Extended thinking sharing between Claude agents.

I read RecursiveMAS (arXiv 2604.25917). It proves that agents sharing internal reasoning state improve accuracy over text-only multi-agent systems. The catch: the paper requires GPU access to hidden states. Relay does the same thing using the Anthropic extended thinking API. No GPU, no training required.

Results

50-example GSM8K eval, claude-sonnet-4-6, 1024 thinking budget:

Condition Accuracy Avg tokens
Single-agent 96% 344
Text-MAS 100% 6,466
Relay 98% 7,059

Relay improves across rounds: 96% at round 1, 98% at round 2. Both multi-agent conditions beat single-agent. Thinking sharing adds interpretability -- you can read exactly why the system changed its answer between rounds.

Structured mental model sharing (MATH level 4-5)

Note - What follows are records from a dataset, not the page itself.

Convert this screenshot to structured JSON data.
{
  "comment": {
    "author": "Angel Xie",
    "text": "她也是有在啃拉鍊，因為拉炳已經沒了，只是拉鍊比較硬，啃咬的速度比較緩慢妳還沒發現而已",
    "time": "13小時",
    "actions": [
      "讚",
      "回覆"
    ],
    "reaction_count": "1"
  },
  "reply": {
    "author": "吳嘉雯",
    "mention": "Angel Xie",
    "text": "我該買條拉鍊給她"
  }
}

relay-raw passes the full extended thinking text between agents. At low thinking budgets, that means compressed reasoning, sometimes fragments. relay-structured takes a different approach: each agent emits a compact JSON block summarizing what it understood, what steps it took, what it tried and rejected, and how confident it is. That JSON is what the next agent reads.

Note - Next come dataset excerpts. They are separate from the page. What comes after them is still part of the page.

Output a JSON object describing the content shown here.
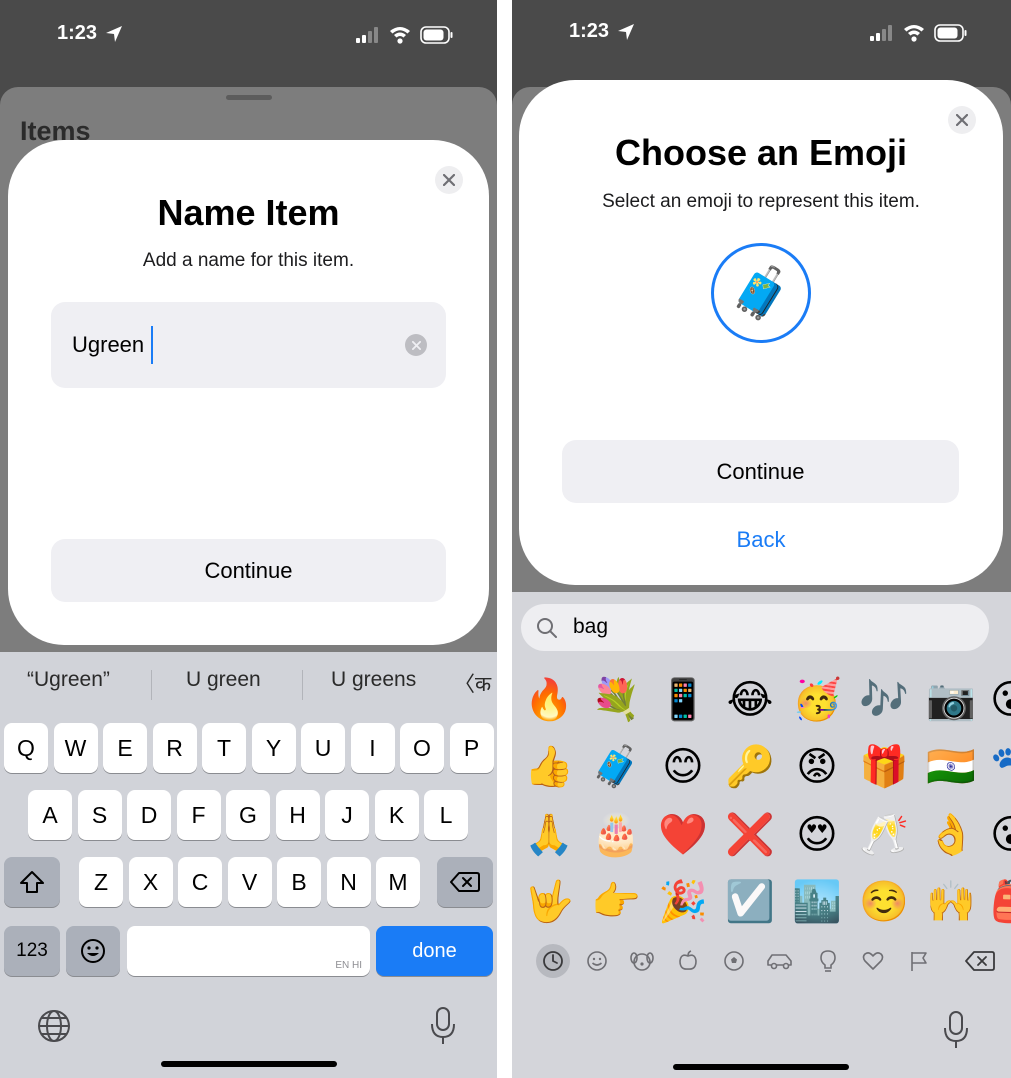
{
  "left_screen": {
    "status": {
      "time": "1:23"
    },
    "background_title": "Items",
    "dialog": {
      "title": "Name Item",
      "subtitle": "Add a name for this item.",
      "input_value": "Ugreen",
      "continue_label": "Continue"
    },
    "keyboard": {
      "suggestions": [
        "“Ugreen”",
        "U green",
        "U greens",
        "〈क"
      ],
      "row1": [
        "Q",
        "W",
        "E",
        "R",
        "T",
        "Y",
        "U",
        "I",
        "O",
        "P"
      ],
      "row2": [
        "A",
        "S",
        "D",
        "F",
        "G",
        "H",
        "J",
        "K",
        "L"
      ],
      "row3": [
        "Z",
        "X",
        "C",
        "V",
        "B",
        "N",
        "M"
      ],
      "numbers_label": "123",
      "space_lang_label": "EN HI",
      "done_label": "done"
    }
  },
  "right_screen": {
    "status": {
      "time": "1:23"
    },
    "dialog": {
      "title": "Choose an Emoji",
      "subtitle": "Select an emoji to represent this item.",
      "selected_emoji": "🧳",
      "continue_label": "Continue",
      "back_label": "Back"
    },
    "emoji_keyboard": {
      "search_query": "bag",
      "emoji_rows": [
        [
          "🔥",
          "💐",
          "📱",
          "😂",
          "🥳",
          "🎶",
          "📷",
          "😮"
        ],
        [
          "👍",
          "🧳",
          "😊",
          "🔑",
          "😡",
          "🎁",
          "🇮🇳",
          "🐾"
        ],
        [
          "🙏",
          "🎂",
          "❤️",
          "❌",
          "😍",
          "🥂",
          "👌",
          "😮"
        ],
        [
          "🤟",
          "👉",
          "🎉",
          "☑️",
          "🏙️",
          "☺️",
          "🙌",
          "🎒"
        ]
      ],
      "categories": [
        "recent-icon",
        "smiley-icon",
        "animal-icon",
        "food-icon",
        "sports-icon",
        "car-icon",
        "bulb-icon",
        "heart-icon",
        "flag-icon",
        "delete-icon"
      ]
    }
  },
  "colors": {
    "accent": "#1a7cf6",
    "dialog_bg": "#ffffff",
    "field_bg": "#efeff3",
    "dim_bg": "#4a4a4a"
  }
}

relay-raw is retired. relay-structured is the active approach.

The field set:

{
  "interpretation": "how the agent read the problem",
  "key_steps": ["step 1", "step 2"],
  "rejected_approaches": ["something tried and discarded"],
  "confidence": 0.85,
  "potential_errors": "where this reasoning might go wrong"
}

confidence and potential_errors carry the most weight downstream. They tell the next agent where to look harder without requiring it to parse a full reasoning trace. The critic can see directly that the planner was uncertain about its interpretation, before it forms its own view. Raw thinking text buries that signal in prose; the JSON surfaces it explicitly.

Results (n=50, preliminary)

Dataset: MATH competition problems, levels 4-5. Model: claude-sonnet-4-6. Thinking budget: 5000 tokens.

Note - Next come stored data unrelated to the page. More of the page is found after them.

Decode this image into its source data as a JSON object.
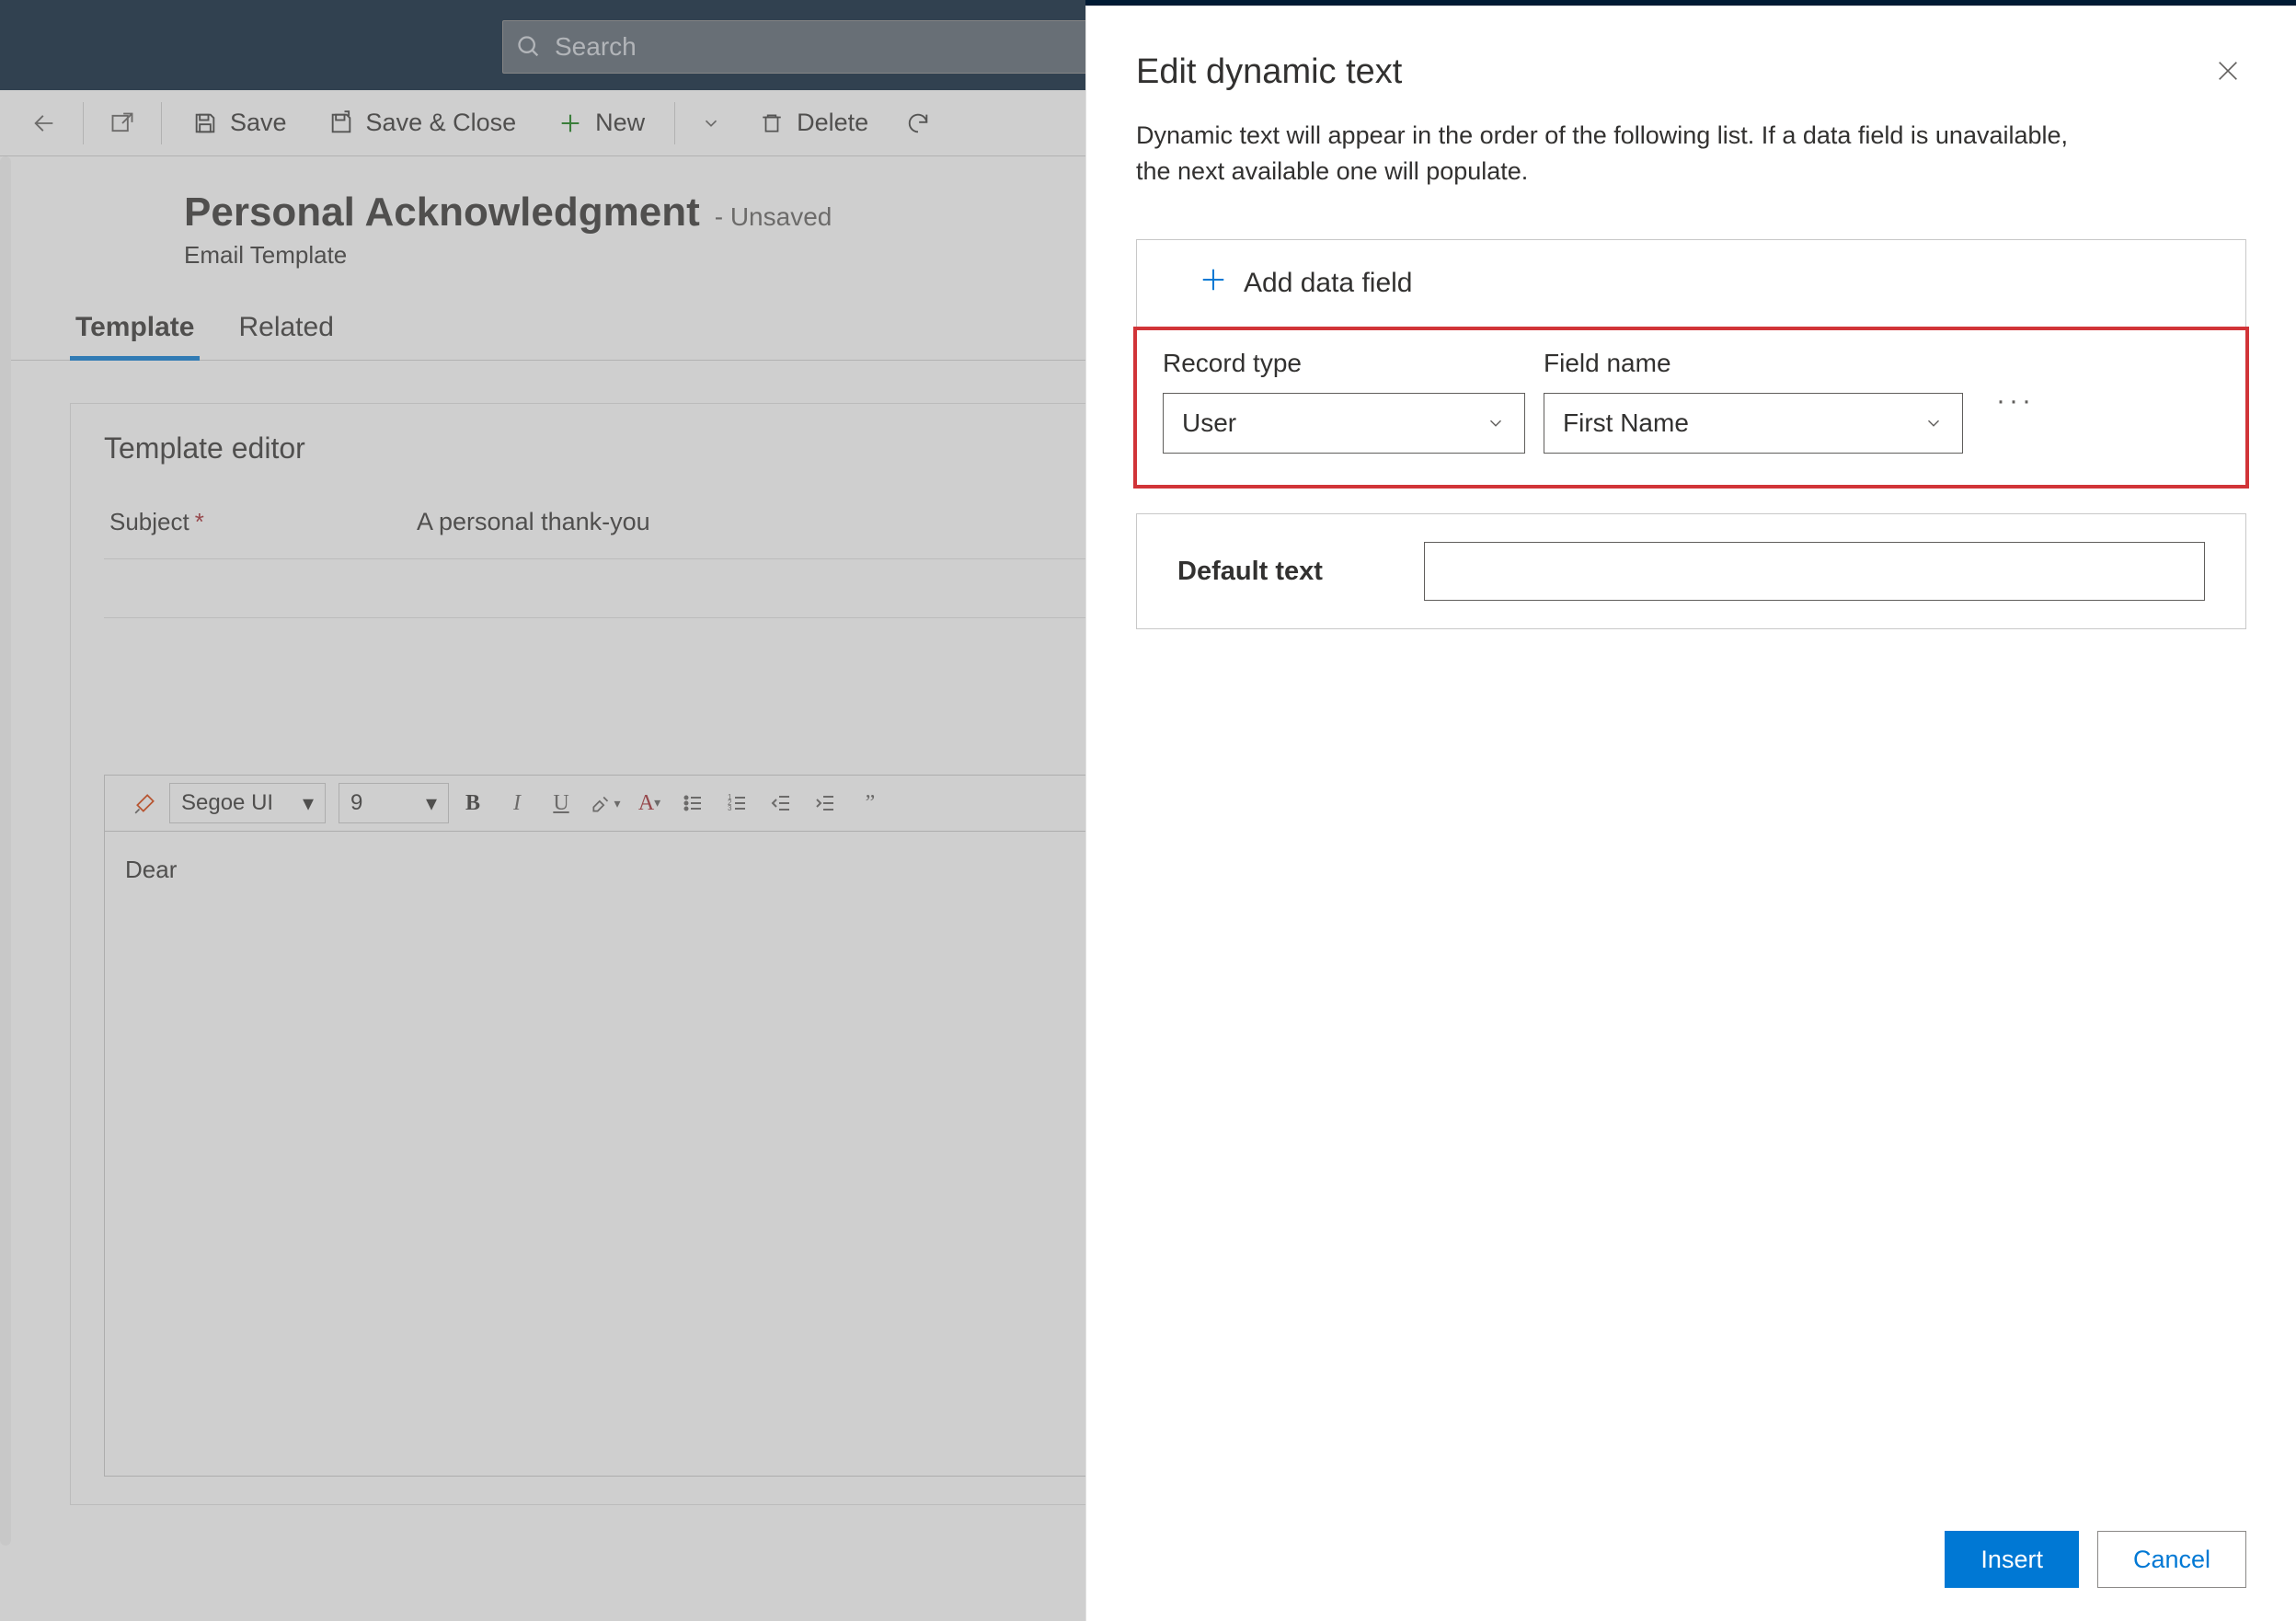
{
  "search": {
    "placeholder": "Search"
  },
  "commandbar": {
    "save": "Save",
    "save_close": "Save & Close",
    "new": "New",
    "delete": "Delete"
  },
  "header": {
    "title": "Personal Acknowledgment",
    "status": "- Unsaved",
    "subtitle": "Email Template"
  },
  "tabs": {
    "template": "Template",
    "related": "Related"
  },
  "editor": {
    "section_title": "Template editor",
    "subject_label": "Subject",
    "subject_value": "A personal thank-you",
    "font_name": "Segoe UI",
    "font_size": "9",
    "body": "Dear"
  },
  "panel": {
    "title": "Edit dynamic text",
    "description": "Dynamic text will appear in the order of the following list. If a data field is unavailable, the next available one will populate.",
    "add_field": "Add data field",
    "record_type_label": "Record type",
    "field_name_label": "Field name",
    "record_type_value": "User",
    "field_name_value": "First Name",
    "default_text_label": "Default text",
    "default_text_value": "",
    "insert": "Insert",
    "cancel": "Cancel"
  }
}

Condition Accuracy Avg tokens
single-agent 70.0% 1,212
relay-structured 72.0% 18,821

relay-structured wins by 2 points: 36 correct out of 50 versus 35. The difference is one problem.

The harder number is the token cost. relay-structured runs a two-agent chain with structured summaries at each step: 18,821 avg tokens versus 1,212 for single-agent. That is a 15x multiple. At that ratio, the accuracy gain needs to be substantially larger to justify the cost in a production system. The n=50 result is directionally positive but not large enough to call settled.

A fair next test is n=200 at matched token budgets. The more practical framing for relay-structured is probably not overall accuracy but accuracy on the subset where single-agent confidence is low. If relay-structured recovers correct answers when confidence flags a problem, the deployment story changes: run the chain selectively, not on every request. That narrows the cost multiple to where it makes sense.

This was the foundation. See the section below for the improved architecture and final results.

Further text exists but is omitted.